The intangible assets will be amortized on a straight-line basis over an estimated 10- to 15-year life. We expect annual amortization to be approximately $7.7 million associated with these intangible assets.

 

Goodwill will not be amortized but rather subject to an annual impairment test, absent any indicators of impairment. Goodwill is attributable to planned synergies expected to be achieved from the combined operations of Legacy Expro and Frank’s. Goodwill recorded in the Merger is not expected to be deductible for tax purposes. 

 

Results of Frank’s for the period October 1, 2021 through December 31, 2021
 
The Company’s operating results for the period October 1, 2021 through December 31, 2021 include $112.1 million of revenue and $32.9 million of net loss attributable to Frank’s.
 
Unaudited Pro Forma Financial Information
 
The following unaudited pro forma consolidated results of operations for the year ended December 31, 2021 and 2020 assume the Merger was completed as of January 1, 2020 (in thousands):

 

  

Year Ended December 31,

  

2021

 

2020

Unaudited pro forma revenues

 $1,143,356 $1,065,384

Unaudited pro forma net loss

 $(121,546) $(491,091)

 

Estimated unaudited pro forma information is not necessarily indicative of the results that actually would have occurred had the Merger been completed on the date indicated or of future operating results.

 

Merger and integration expense

 

During the year ended December 31, 2022, 2021 and 2020, the Company incurred $13.6 million, $47.6 million and $1.6 million of merger and integration expense respectively, which consist primarily of legal fees, professional fees, integration, severance and other costs directly attributable to the Merger.

 

Below is a reconciliation of our liability balance associated with our severance plan initiated during 2021 related to the integration in connection with the Merger, which is included in “Other current liabilities” on the consolidated balance sheets (in thousands):

 

  

NLA

 

ESSA

 

MENA

 

APAC

 

Central

 

Total

Balance as of December 31, 2021

 $2,057 $2,502 $424 $617 $6,615 $12,215

Expense (reversal) during the period

 $(256) $(808) $34 $646 $1,707 1,323

Payments made during the year

 (1,675) (1,634) (458) (1,176) (7,880) (12,823)

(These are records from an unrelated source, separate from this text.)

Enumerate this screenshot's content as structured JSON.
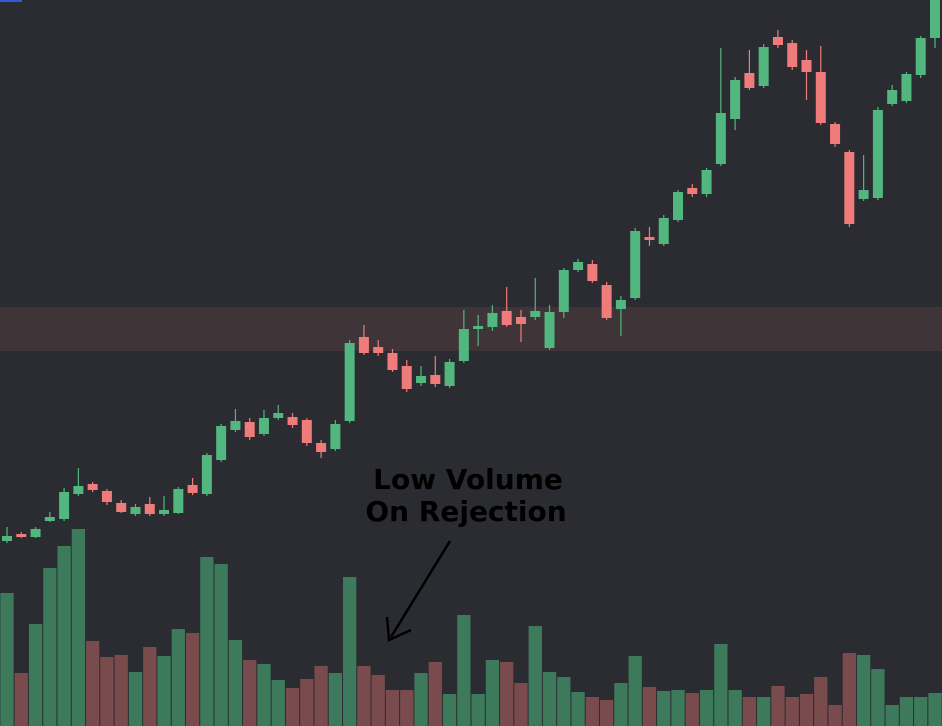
{
  "chart_data": {
    "type": "candlestick",
    "annotation": [
      "Low Volume",
      "On Rejection"
    ],
    "up_color": "#52b67f",
    "down_color": "#f07b7b",
    "volume_up_color": "#3d7a5c",
    "volume_down_color": "#7a4b4d",
    "zone": [
      375,
      419
    ],
    "zone_color": "#3f3539",
    "ylim": [
      0,
      726
    ],
    "y2lim": [
      0,
      726
    ],
    "open": [
      185,
      192,
      189,
      205,
      207,
      232,
      242,
      235,
      223,
      212,
      222,
      212,
      213,
      241,
      232,
      266,
      296,
      304,
      292,
      308,
      309,
      306,
      283,
      277,
      305,
      389,
      379,
      373,
      360,
      343,
      351,
      340,
      365,
      397,
      399,
      415,
      409,
      409,
      378,
      414,
      456,
      462,
      441,
      417,
      428,
      489,
      482,
      506,
      538,
      532,
      562,
      607,
      653,
      640,
      689,
      683,
      666,
      654,
      602,
      574,
      527,
      528,
      622,
      625,
      651,
      688
    ],
    "high": [
      199,
      194,
      199,
      214,
      238,
      258,
      244,
      237,
      226,
      222,
      229,
      230,
      239,
      248,
      273,
      302,
      317,
      308,
      316,
      321,
      313,
      308,
      286,
      306,
      386,
      401,
      386,
      377,
      366,
      360,
      370,
      367,
      416,
      411,
      421,
      439,
      416,
      448,
      421,
      458,
      467,
      466,
      444,
      430,
      498,
      499,
      511,
      536,
      542,
      558,
      678,
      649,
      676,
      682,
      696,
      686,
      676,
      680,
      604,
      576,
      571,
      619,
      641,
      654,
      690,
      730
    ],
    "low": [
      183,
      188,
      188,
      204,
      205,
      230,
      234,
      221,
      213,
      210,
      210,
      210,
      212,
      231,
      230,
      264,
      294,
      286,
      290,
      306,
      298,
      280,
      268,
      275,
      303,
      371,
      370,
      354,
      334,
      340,
      339,
      338,
      363,
      380,
      395,
      399,
      384,
      406,
      376,
      408,
      454,
      443,
      406,
      390,
      426,
      480,
      480,
      504,
      529,
      529,
      560,
      596,
      636,
      638,
      678,
      656,
      626,
      601,
      579,
      499,
      525,
      526,
      620,
      623,
      648,
      678
    ],
    "close": [
      190,
      189,
      197,
      209,
      234,
      240,
      236,
      224,
      214,
      219,
      212,
      216,
      237,
      233,
      271,
      300,
      305,
      289,
      308,
      313,
      301,
      283,
      274,
      302,
      383,
      373,
      373,
      356,
      337,
      350,
      342,
      364,
      397,
      400,
      413,
      401,
      402,
      415,
      414,
      456,
      464,
      445,
      408,
      426,
      495,
      486,
      508,
      534,
      532,
      556,
      613,
      646,
      638,
      679,
      681,
      659,
      654,
      603,
      582,
      502,
      536,
      616,
      636,
      652,
      688,
      726
    ],
    "volume": [
      133,
      53,
      102,
      158,
      180,
      197,
      85,
      69,
      71,
      54,
      79,
      70,
      97,
      93,
      169,
      162,
      86,
      66,
      62,
      46,
      38,
      47,
      60,
      53,
      149,
      60,
      51,
      36,
      36,
      53,
      64,
      32,
      111,
      32,
      66,
      64,
      43,
      100,
      54,
      49,
      34,
      29,
      26,
      43,
      70,
      39,
      35,
      36,
      33,
      36,
      82,
      36,
      29,
      29,
      40,
      29,
      32,
      49,
      21,
      73,
      71,
      57,
      21,
      29,
      29,
      33
    ]
  }
}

Balance as of December 31, 2022

 $126 $60 $- $87 $442 $715

 

Sale of assets

 

On November 13, 2020, Legacy Expro entered into an agreement to transfer, sell and assign all rights, title and interest in and to certain identified tangible and intangible assets and liabilities relating to its pressure-control chokes product line for total cash consideration of $15.5 million and an additional earn-out consideration of up to a maximum of $1.0 million, contingent upon certain criteria being met in the following year. No contingent consideration was recognized during the year ended December 31, 2020. Legacy Expro recognized a gain of $10.1 million for the year ended December 31, 2020 net of the carrying value of the assets transferred of $4.4 million and costs directly attributable to the sale of $1.0 million. As of  December 31, 2021, the conditions upon which the earn-out consideration was contingent were met. As a result, the Company recognized a gain of $1.0 million for the year ended December 31, 2021.